KEJAHATAN TERSEMBUNYI [XIAO SHUXIANG THE SERIES]
209 - Xiao Shuxiang (7)


__ADS_3

Xiao Shuxiang menapak lembut di tanah ketika tidak ada lagi daun-daun bambu yang harus ditebas. Dia mengembuskan napas dan kemudian berjalan ke arah Tetua Xie Yanran.


Xiao Shuxiang berkata, "Aku melakukan apa yang kau inginkan. Jadi jika tidak ada yang lain lagi, aku mau pergi beristirahat."


"Kau pikir, kau memiliki waktu untuk itu?" Tetua Xie Yanran bersuara dingin. Dia agak mendongak saat bicara dengan pemuda di hadapannya.


Xiao Shuxiang tersentak dan langsung protes, "Ayolah Tetua. Kau tidak lihat hari hampir gelap? Aku juga butuh istirahat,"


"Tidak ada waktu melakukannya," Tetua Xie Yanran bersikeras, dia pun menoleh ke arah Wang Zhao dan berkata. "Kau selanjutnya,"


Wang Zhao tersentak, dia sulit menelan ludah. Dirinya pun berujar dengan suara yang terdengar gugup, "Aku .... Tapi aku belum tahu caranya berdiri di atas air seperti yang Tuan Xiao lakukan."


"Itu masalahmu dan aku tidak mau tahu. Sekarang lakukan,"


Xiao Shuxiang tersentak dengan betapa ketusnya cara bicara Tetua Xie Yanran. Wang Zhao sendiri terlihat mulai menarik pedangnya dan kemudian melesat untuk melakukan gerakan berpedang.


Xiao Shuxiang menatap anak perempuan di sampingnya dan berkata, "Apa kau tidak bisa bicara sedikit lebih lembut? Sebagai seorang Tetua, kau harusnya bisa memberi beberapa arahan pada Wang Zhao. Bukan malah mengatakan hal semacam itu,"


"..............." Tetua Xie Yanran tidak bicara, dia hanya fokus memperhatikan Wang Zhao dan mulai mengibaskan tangannya.


Angin bertiup kencang dan daun-daun bambu mulai berguguran. Wang Zhao tidak bisa berdiri di air, tetapi dia masih mampu melakukan teknik meringankan tubuh.
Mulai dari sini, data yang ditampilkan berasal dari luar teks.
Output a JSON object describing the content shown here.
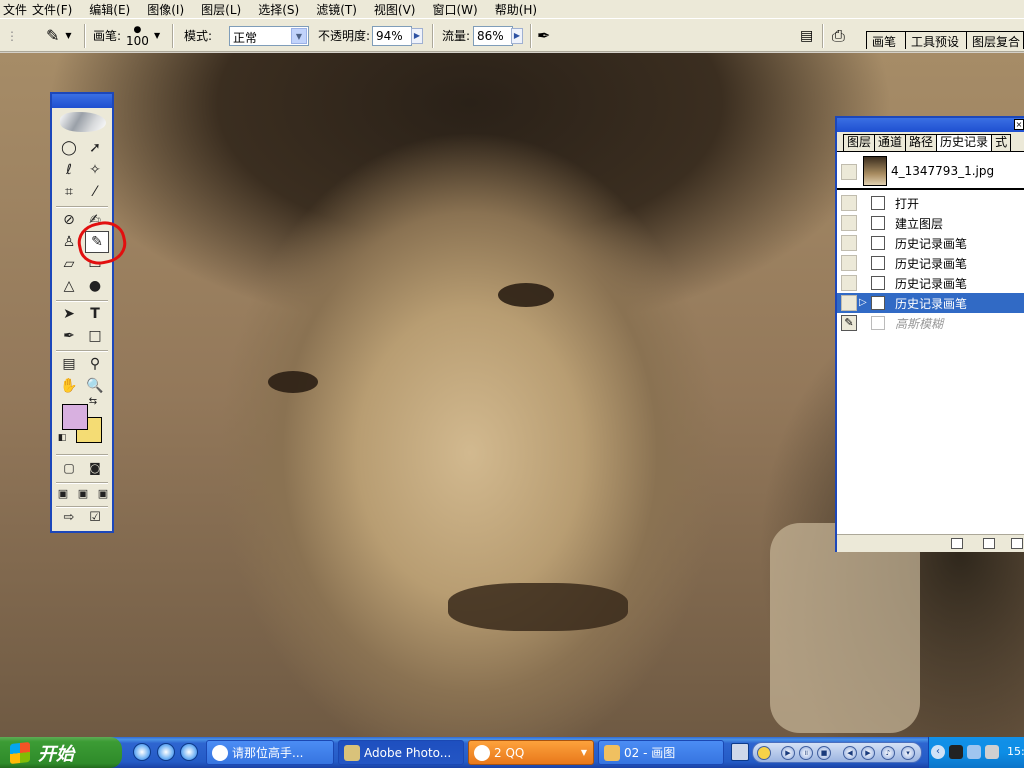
{
  "menu": [
    "文件",
    "文件(F)",
    "编辑(E)",
    "图像(I)",
    "图层(L)",
    "选择(S)",
    "滤镜(T)",
    "视图(V)",
    "窗口(W)",
    "帮助(H)"
  ],
  "options": {
    "brush_label": "画笔:",
    "brush_size": "100",
    "mode_label": "模式:",
    "mode_value": "正常",
    "opacity_label": "不透明度:",
    "opacity_value": "94%",
    "flow_label": "流量:",
    "flow_value": "86%"
  },
  "palette_well_tabs": [
    "画笔",
    "工具预设",
    "图层复合"
  ],
  "colors": {
    "foreground": "#d8b0e0",
    "background": "#f4dc74",
    "titlebar": "#1c47ba",
    "selection": "#316ac5",
    "annotation": "#e20f0f"
  },
  "toolbox": {
    "tools": [
      "marquee-tool",
      "move-tool",
      "lasso-tool",
      "magic-wand-tool",
      "crop-tool",
      "slice-tool",
      "healing-brush-tool",
      "brush-tool",
      "clone-stamp-tool",
      "history-brush-tool",
      "eraser-tool",
      "gradient-tool",
      "blur-tool",
      "dodge-tool",
      "path-selection-tool",
      "type-tool",
      "pen-tool",
      "shape-tool",
      "notes-tool",
      "eyedropper-tool",
      "hand-tool",
      "zoom-tool"
    ],
    "selected": "history-brush-tool"
  },
  "history": {
    "tabs": [
      "图层",
      "通道",
      "路径",
      "历史记录",
      "式"
    ],
    "active_tab": "历史记录",
    "snapshot": "4_1347793_1.jpg",
    "states": [
      {
        "label": "打开"
      },
      {
        "label": "建立图层"
      },
      {
        "label": "历史记录画笔"
      },
      {
        "label": "历史记录画笔"
      },
      {
        "label": "历史记录画笔"
      },
      {
        "label": "历史记录画笔"
      },
      {
        "label": "高斯模糊"
      }
    ],
    "selected_index": 5,
    "dimmed_index": 6
  },
  "taskbar": {
    "start_label": "开始",
    "tasks": [
      {
        "label": "请那位高手..."
      },
      {
        "label": "Adobe Photo..."
      },
      {
        "label": "2 QQ"
      },
      {
        "label": "02 - 画图"
      }
    ],
    "clock": "15:"
  }
}
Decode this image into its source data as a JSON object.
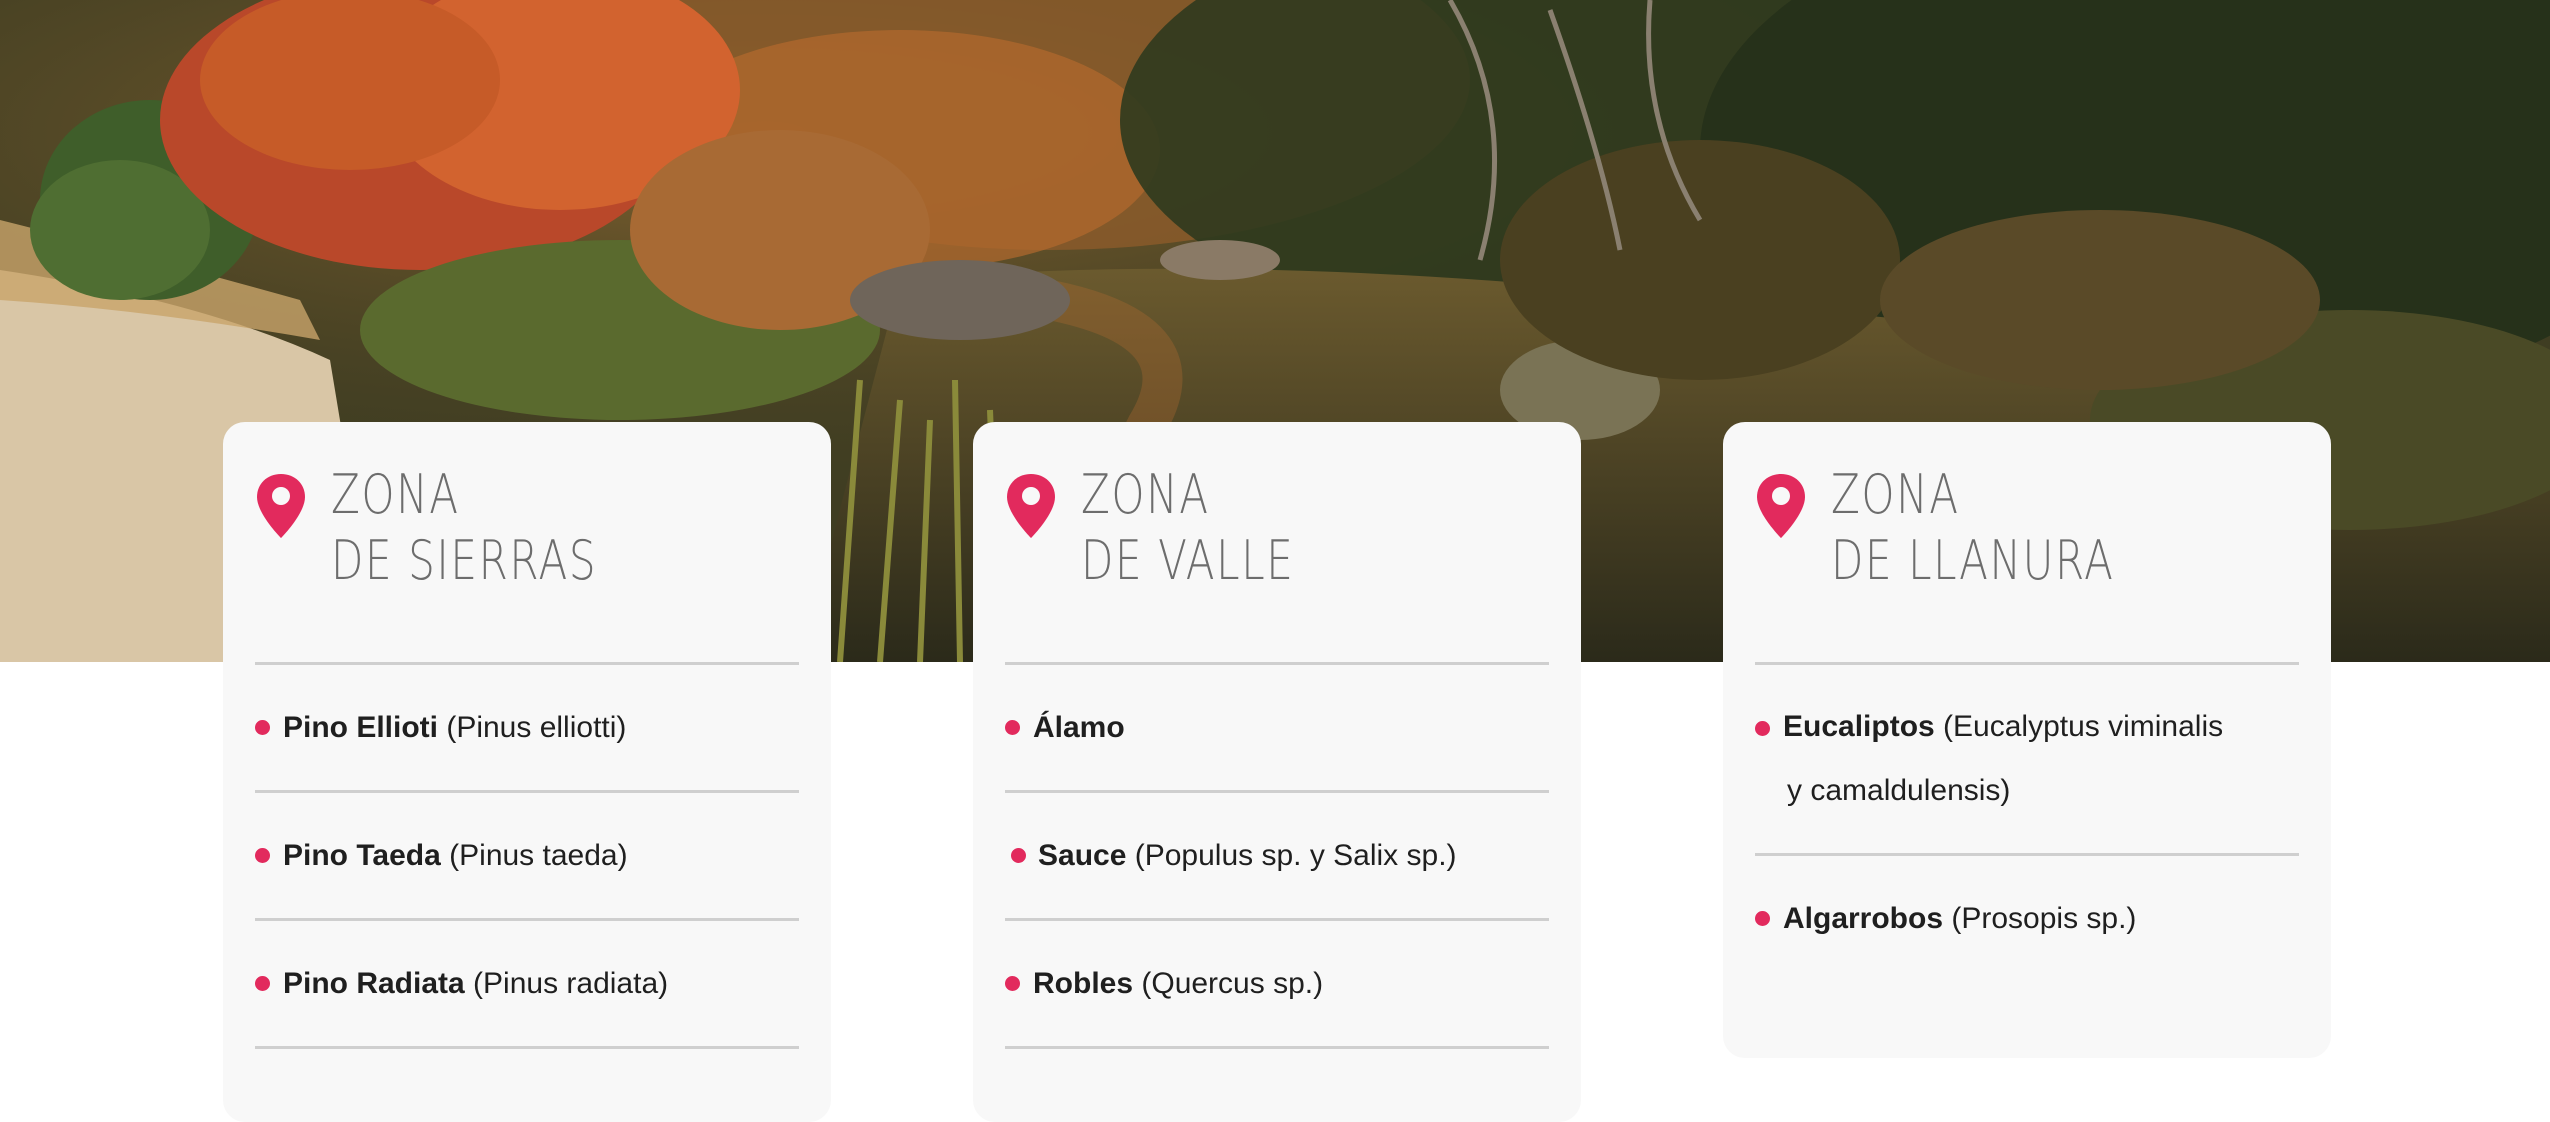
{
  "colors": {
    "accent": "#e22a5d",
    "card_bg": "#f8f8f8",
    "rule": "#cfcfcf"
  },
  "hero": {
    "description_icon": "landscape-photo"
  },
  "zones": [
    {
      "title_line1": "ZONA",
      "title_line2": "DE SIERRAS",
      "items": [
        {
          "name": "Pino Ellioti",
          "sci": " (Pinus elliotti)"
        },
        {
          "name": "Pino Taeda",
          "sci": " (Pinus taeda)"
        },
        {
          "name": "Pino Radiata",
          "sci": " (Pinus radiata)"
        }
      ]
    },
    {
      "title_line1": "ZONA",
      "title_line2": "DE VALLE",
      "items": [
        {
          "name": "Álamo",
          "sci": ""
        },
        {
          "name": "Sauce",
          "sci": " (Populus sp. y Salix sp.)"
        },
        {
          "name": "Robles",
          "sci": " (Quercus sp.)"
        }
      ]
    },
    {
      "title_line1": "ZONA",
      "title_line2": "DE LLANURA",
      "items": [
        {
          "name": "Eucaliptos",
          "sci": " (Eucalyptus viminalis",
          "sci_line2": "y camaldulensis)"
        },
        {
          "name": "Algarrobos",
          "sci": " (Prosopis sp.)"
        }
      ]
    }
  ]
}
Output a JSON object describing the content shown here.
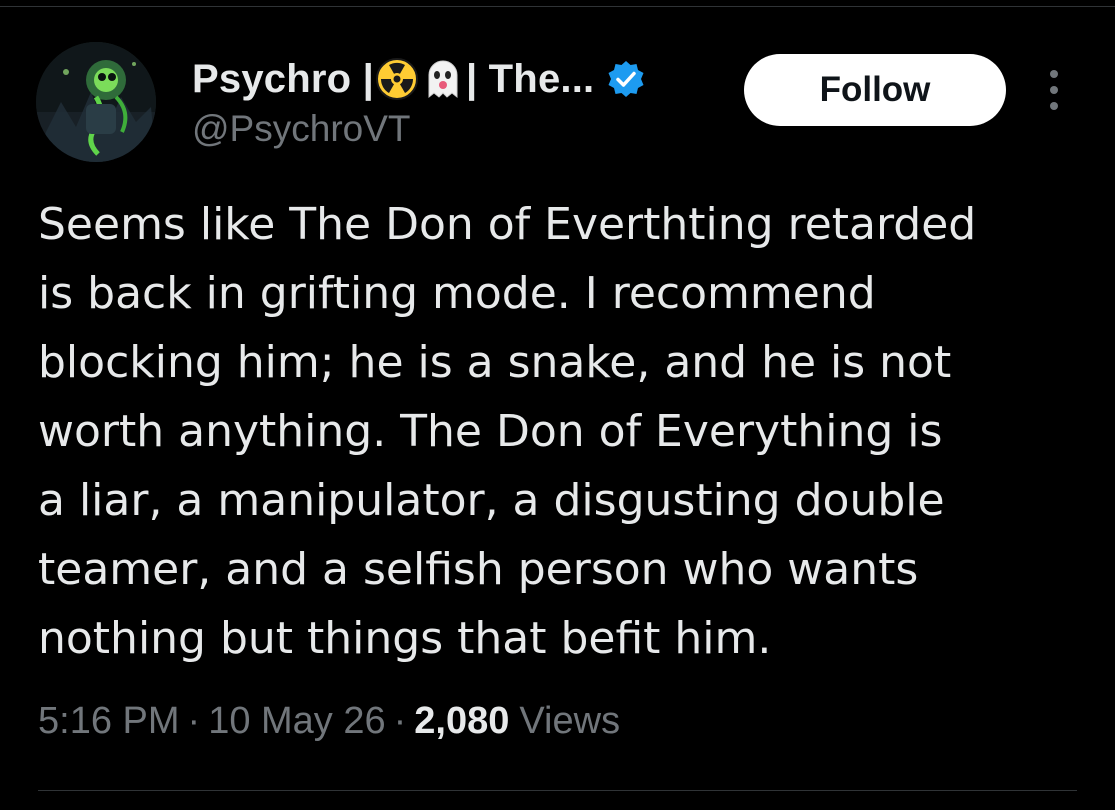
{
  "tweet": {
    "author": {
      "display_name": "Psychro |",
      "name_emoji_1": "radioactive-icon",
      "name_emoji_2": "ghost-icon",
      "display_name_suffix": "| The...",
      "handle": "@PsychroVT",
      "verified": true,
      "verified_color": "#1d9bf0"
    },
    "follow_label": "Follow",
    "text_lines": [
      "Seems like The Don of Everthting retarded",
      "is back in grifting mode. I recommend",
      "blocking him; he is a snake, and he is not",
      "worth anything. The Don of Everything is",
      "a liar, a manipulator, a disgusting double",
      "teamer, and a selfish person who wants",
      "nothing but things that befit him."
    ],
    "time": "5:16 PM",
    "separator": "·",
    "date": "10 May 26",
    "views_count": "2,080",
    "views_label": "Views"
  },
  "colors": {
    "background": "#000000",
    "text_primary": "#e7e9ea",
    "text_secondary": "#71767b",
    "button_bg": "#ffffff",
    "divider": "#2f3336"
  }
}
Pemuda itu menggunakan helai daun bambu yang sudah dia tertebas sebagai pijakan.


"........ Daripada kau memprotesku, lebih baik kau perhatikan gerakan berpedang orang itu." Tetua Xie Yanran akhirnya buka suara, dia bertanya. "Apa kau tahu apa yang pemuda itu miliki, sementara kau tidak memilikinya meski kekuatanmu jauh lebih besar darinya?"


Xiao Shuxiang tersentak dan kemudian memperhatikan Wang Zhao. Dialah yang mengajarkan teknik berpedang itu dan juga teknik meringankan tubuh. Pedang kayu di tangan Wang Zhao pun adalah buatannya. Jadi tentu saja dia tidak tahu apa yang dimiliki oleh pemuda itu dan tidak dia miliki.


"Kau melihatnya?" Tetua Xie Yanran bertanya kembali.


"..............." Xiao Shuxiang cukup lama terdiam dan kemudian menjawab, "Wang Zhao memiliki hati yang lembut, dia juga cengeng, terlalu baik, dan aku ragu dia bisa menebas kepala orang lain."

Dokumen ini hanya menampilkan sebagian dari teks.